"Sell or Exercise Expiring Call Options?"


"Sell or Exercise My Expiring Call Options?"

"I bought a call OTM with a strike price of $29. That same option is now ITM. It expires in a few days. How do I determine if it's more worth it for me to sell that option now, or excerise it and get the underlying stock?"
- Asked By Jean-Claude on 11 July 2013



Answered by Mr. OppiE

Hi Monica,

Congratulations on a profitable long call options trade!

Holding an option from OTM all the way until it gets ITM is the most direct and most profitable way of trading options. In almost all of such cases, it is always more profitable to simply sell the options and take profit instead of exercising for the underlying stock.

This is because exercising for the underlying stock requires extra commission for the buying of the underlying stock and then more commissions for selling them in the open market for the profit. Not only are you paying more commissions if you exercise for the underlying stock just to sell them in the market for profit, you are also sacrificing what little extrinsic value is left in your call options, thereby lowering profitability even if commissions are not taken into consideration.

To Sell or Exercise Call Options Example


Assuming you bought 5 contracts of XYZ's July $29 call options when XYZ was trading at $30 for $1.20 (total of $1.20 x 500 = $600), expecting XYZ to continue going upwards. XYZ moved to $31 by one week to expiration of the July options and the July $29 Call Options you bought are now worth $2.05. Assuming options commissions for 5 contracts of options trade is $8 and stock trading commission is $0.01 per share.

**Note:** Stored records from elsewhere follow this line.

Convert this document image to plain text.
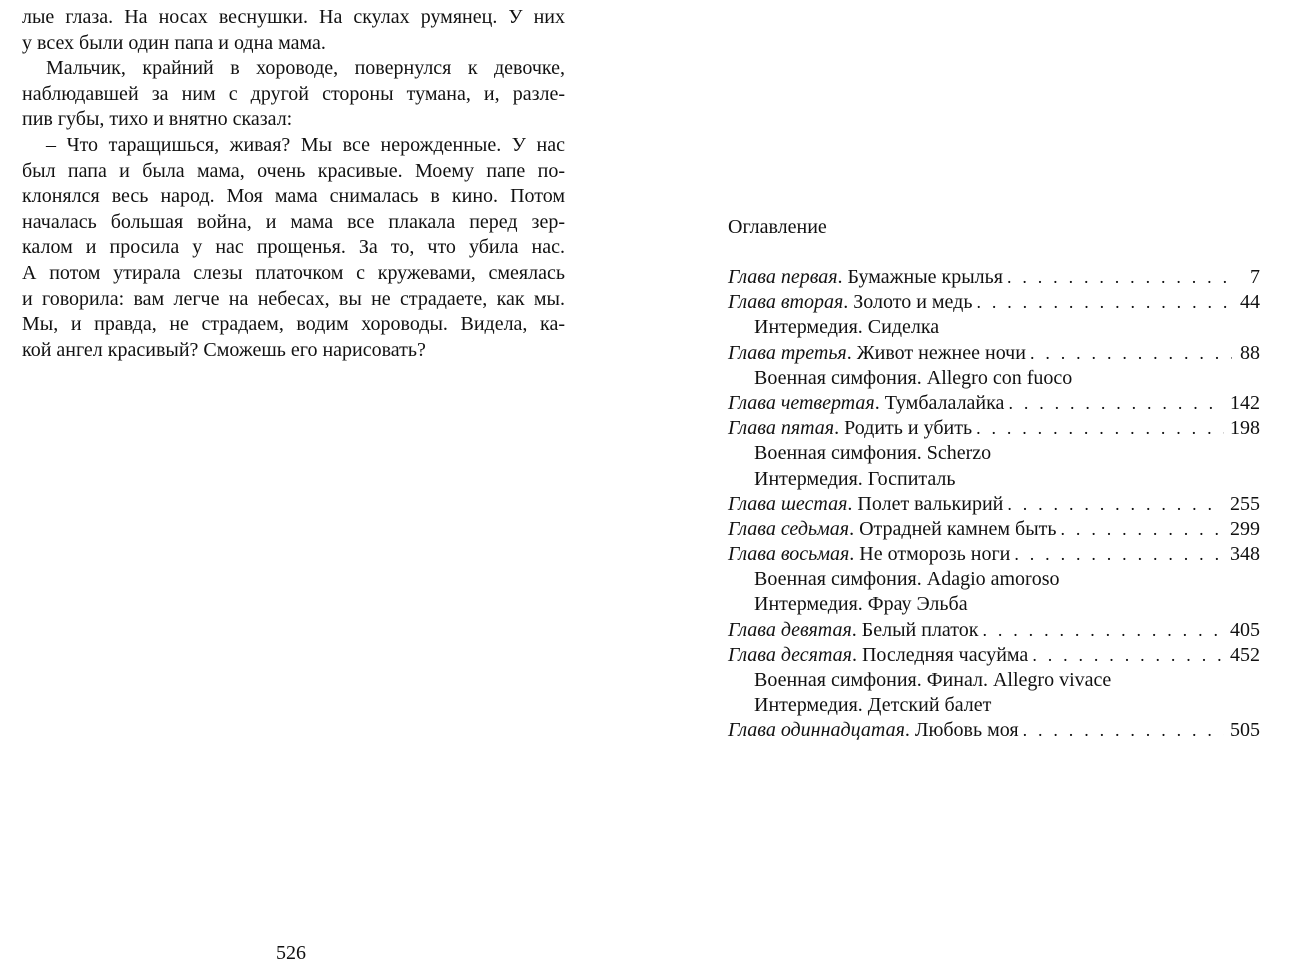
лые глаза. На носах веснушки. На скулах румянец. У них
у всех были один папа и одна мама.
Мальчик, крайний в хороводе, повернулся к девочке,
наблюдавшей за ним с другой стороны тумана, и, разле-
пив губы, тихо и внятно сказал:
– Что таращишься, живая? Мы все нерожденные. У нас
был папа и была мама, очень красивые. Моему папе по-
клонялся весь народ. Моя мама снималась в кино. Потом
началась большая война, и мама все плакала перед зер-
калом и просила у нас прощенья. За то, что убила нас.
А потом утирала слезы платочком с кружевами, смеялась
и говорила: вам легче на небесах, вы не страдаете, как мы.
Мы, и правда, не страдаем, водим хороводы. Видела, ка-
кой ангел красивый? Сможешь его нарисовать?
526
Оглавление
Глава первая . Бумажные крылья . . .	7
Глава вторая . Золото и медь . . .	44
Интермедия. Сиделка
Глава третья . Живот нежнее ночи . . .	88
Военная симфония. Allegro con fuoco
Глава четвертая . Тумбалалайка . . .	142
Глава пятая . Родить и убить . . .	198
Военная симфония. Scherzo
Интермедия. Госпиталь
Глава шестая . Полет валькирий . . .	255
Глава седьмая . Отрадней камнем быть . . .	299
Глава восьмая . Не отморозь ноги . . .	348
Военная симфония. Adagio amoroso
Интермедия. Фрау Эльба
Глава девятая . Белый платок . . .	405
Глава десятая . Последняя часуйма . . .	452
Военная симфония. Финал. Allegro vivace
Интермедия. Детский балет
Глава одиннадцатая . Любовь моя . . .	505
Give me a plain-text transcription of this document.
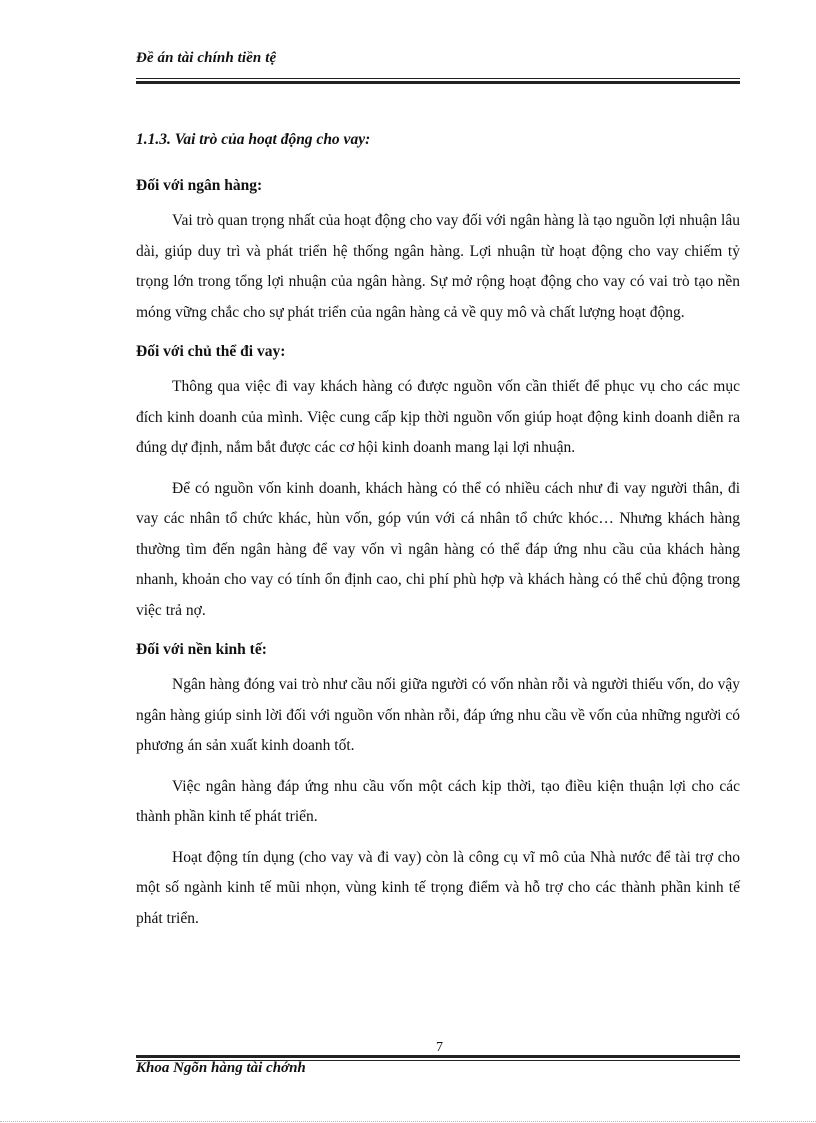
Đề án tài chính tiền tệ
1.1.3. Vai trò của hoạt động cho vay:
Đối với ngân hàng:

Vai trò quan trọng nhất của hoạt động cho vay đối với ngân hàng là tạo nguồn lợi nhuận lâu dài, giúp duy trì và phát triển hệ thống ngân hàng. Lợi nhuận từ hoạt động cho vay chiếm tỷ trọng lớn trong tổng lợi nhuận của ngân hàng. Sự mở rộng hoạt động cho vay có vai trò tạo nền móng vững chắc cho sự phát triển của ngân hàng cả về quy mô và chất lượng hoạt động.

Đối với chủ thể đi vay:

Thông qua việc đi vay khách hàng có được nguồn vốn cần thiết để phục vụ cho các mục đích kinh doanh của mình. Việc cung cấp kịp thời nguồn vốn giúp hoạt động kinh doanh diễn ra đúng dự định, nắm bắt được các cơ hội kinh doanh mang lại lợi nhuận.

Để có nguồn vốn kinh doanh, khách hàng có thể có nhiều cách như đi vay người thân, đi vay các nhân tổ chức khác, hùn vốn, góp vún với cá nhân tổ chức khóc… Nhưng khách hàng thường tìm đến ngân hàng để vay vốn vì ngân hàng có thể đáp ứng nhu cầu của khách hàng nhanh, khoản cho vay có tính ổn định cao, chi phí phù hợp và khách hàng có thể chủ động trong việc trả nợ.

Đối với nền kinh tế:

Ngân hàng đóng vai trò như cầu nối giữa người có vốn nhàn rỗi và người thiếu vốn, do vậy ngân hàng giúp sinh lời đối với nguồn vốn nhàn rỗi, đáp ứng nhu cầu về vốn của những người có phương án sản xuất kinh doanh tốt.

Việc ngân hàng đáp ứng nhu cầu vốn một cách kịp thời, tạo điều kiện thuận lợi cho các thành phần kinh tế phát triển.

Hoạt động tín dụng (cho vay và đi vay) còn là công cụ vĩ mô của Nhà nước để tài trợ cho một số ngành kinh tế mũi nhọn, vùng kinh tế trọng điểm và hỗ trợ cho các thành phần kinh tế phát triển.

7
Khoa Ngõn hàng tài chớnh
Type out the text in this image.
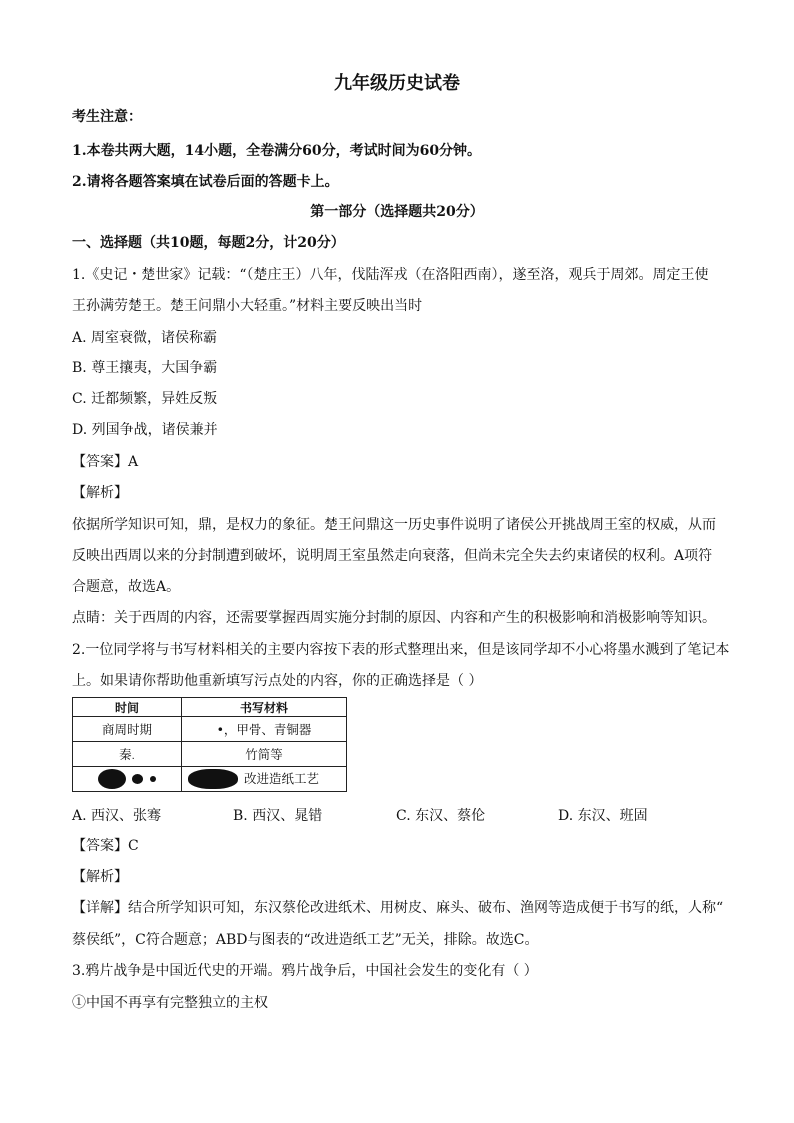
九年级历史试卷
考生注意：
1.本卷共两大题，14小题，全卷满分60分，考试时间为60分钟。
2.请将各题答案填在试卷后面的答题卡上。
第一部分（选择题共20分）
一、选择题（共10题，每题2分，计20分）
1.《史记・楚世家》记载：“（楚庄王）八年，伐陆浑戎（在洛阳西南），遂至洛，观兵于周郊。周定王使
王孙满劳楚王。楚王问鼎小大轻重。”材料主要反映出当时
A. 周室衰微，诸侯称霸
B. 尊王攘夷，大国争霸
C. 迁都频繁，异姓反叛
D. 列国争战，诸侯兼并
【答案】A
【解析】
依据所学知识可知，鼎，是权力的象征。楚王问鼎这一历史事件说明了诸侯公开挑战周王室的权威，从而
反映出西周以来的分封制遭到破坏，说明周王室虽然走向衰落，但尚未完全失去约束诸侯的权利。A项符
合题意，故选A。
点睛：关于西周的内容，还需要掌握西周实施分封制的原因、内容和产生的积极影响和消极影响等知识。
2.一位同学将与书写材料相关的主要内容按下表的形式整理出来，但是该同学却不小心将墨水溅到了笔记本
上。如果请你帮助他重新填写污点处的内容，你的正确选择是（ ）
时间	书写材料
商周时期	•，甲骨、青铜器
秦.	竹简等
	改进造纸工艺
A. 西汉、张骞	B. 西汉、晁错	C. 东汉、蔡伦	D. 东汉、班固
【答案】C
【解析】
【详解】结合所学知识可知，东汉蔡伦改进纸术、用树皮、麻头、破布、渔网等造成便于书写的纸，人称“
蔡侯纸”，C符合题意；ABD与图表的“改进造纸工艺”无关，排除。故选C。
3.鸦片战争是中国近代史的开端。鸦片战争后，中国社会发生的变化有（ ）
①中国不再享有完整独立的主权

If you simply sell the options, you make:
$2.05 - $1.20 = $0.85 x 500 = $425 - $8 = $417

If you exercise for the underlying stock, you make:
$31 - $29 = $2 x 500 = $1000 - $600 = $400 - (($0.01 x 500) x 2) = $400 - $10 = $390
(Shares commission is multiplied by 2 due to buying and then selling the shares for the profit)

In the example above, it is clearly more advantageous to just sell to close the call options and take profit rather than exercising for the underlying stock due to the fact that you are sacrificing $2.05 - $2.00 = $0.05 worth of extrinsic value in the call options and paying $10 - $8 = $2 more commissions for buying and selling the stock.

However, if the overall commissions for buying and selling the stock is actually cheaper than the commissions involved in selling the options and the loss in extrinsic value added up, it would actually be more advantageous to exercise for the underlying stock.

To Sell or Exercise Call Options Example 2


Assuming you bought 5 contracts of XYZ's July $29 call options when XYZ was trading at $30 for $1.20 (total of $1.20 x 500 = $600), expecting XYZ to continue going upwards. XYZ moved to $31 by one week to expiration of the July options and the July $29 Call Options you bought are now worth $2.01. Assuming options commissions for 5 contracts of options trade is $18 and stock trading commission is $0.01 per share.

If you simply sell the options, you make:
$2.01 - $1.20 = $0.81 x 500 = $405 - $18 = $387

If you exercise for the underlying stock, you make:
$31 - $29 = $2 x 500 = $1000 - $600 = $400 - (($0.01 x 500) x 2) = $400 - $10 = $390
(Shares commission is multiplied by 2 due to buying and then selling the shares for the profit)

In the example above, exercising for the stocks and then selling the stocks in the open market actually makes $3 more profit than selling the call options directly due to the extremely low ($0.01) extrinsic value remaining in the call options and the ridiculously high options trade commission.

There is one more scenario in which exercising for the underlying stock results in more profit than selling the call options and that is if the underlying stock is going ex-dividend and the dividend receivable (less tax) is higher than the loss of extrinsic value and commissions added together. However, doing so exposes you to directional risk of holding on to the stocks which may actually move lower during the holding period, resulting in loss of profit or worse, a loss. Also, stocks usually drop in the amount of dividends declared on the day of declaration itself, as such, even though you might profit from the dividend, you will usually be making an offsetting loss on the stocks you are holding, thereby negating the profit. Also, you won't usually know how much dividends are going to be declared until it is declared, as such, deciding to exercise for the underlying stock before ex-dividend is more of a gamble.

Another more obvious issue of wanting to exercise for the underlying stock is that you need to have enough cash in your account to buy the underlying stock in the first place. If you don't, then selling your call options for profit is the only thing you can do.


In conclusion, there are very few reasons for wanting to exercise for the underlying stock when you are holding a profitable options position. Even in the extreme case of high options commissions and very low extrinsic value remaining, most options traders would still prefer to just sell their options rather than risk slippage losses going through the whole process of exercising for the underlying stock and then selling the stock in the market for that little bit of extra potential profit.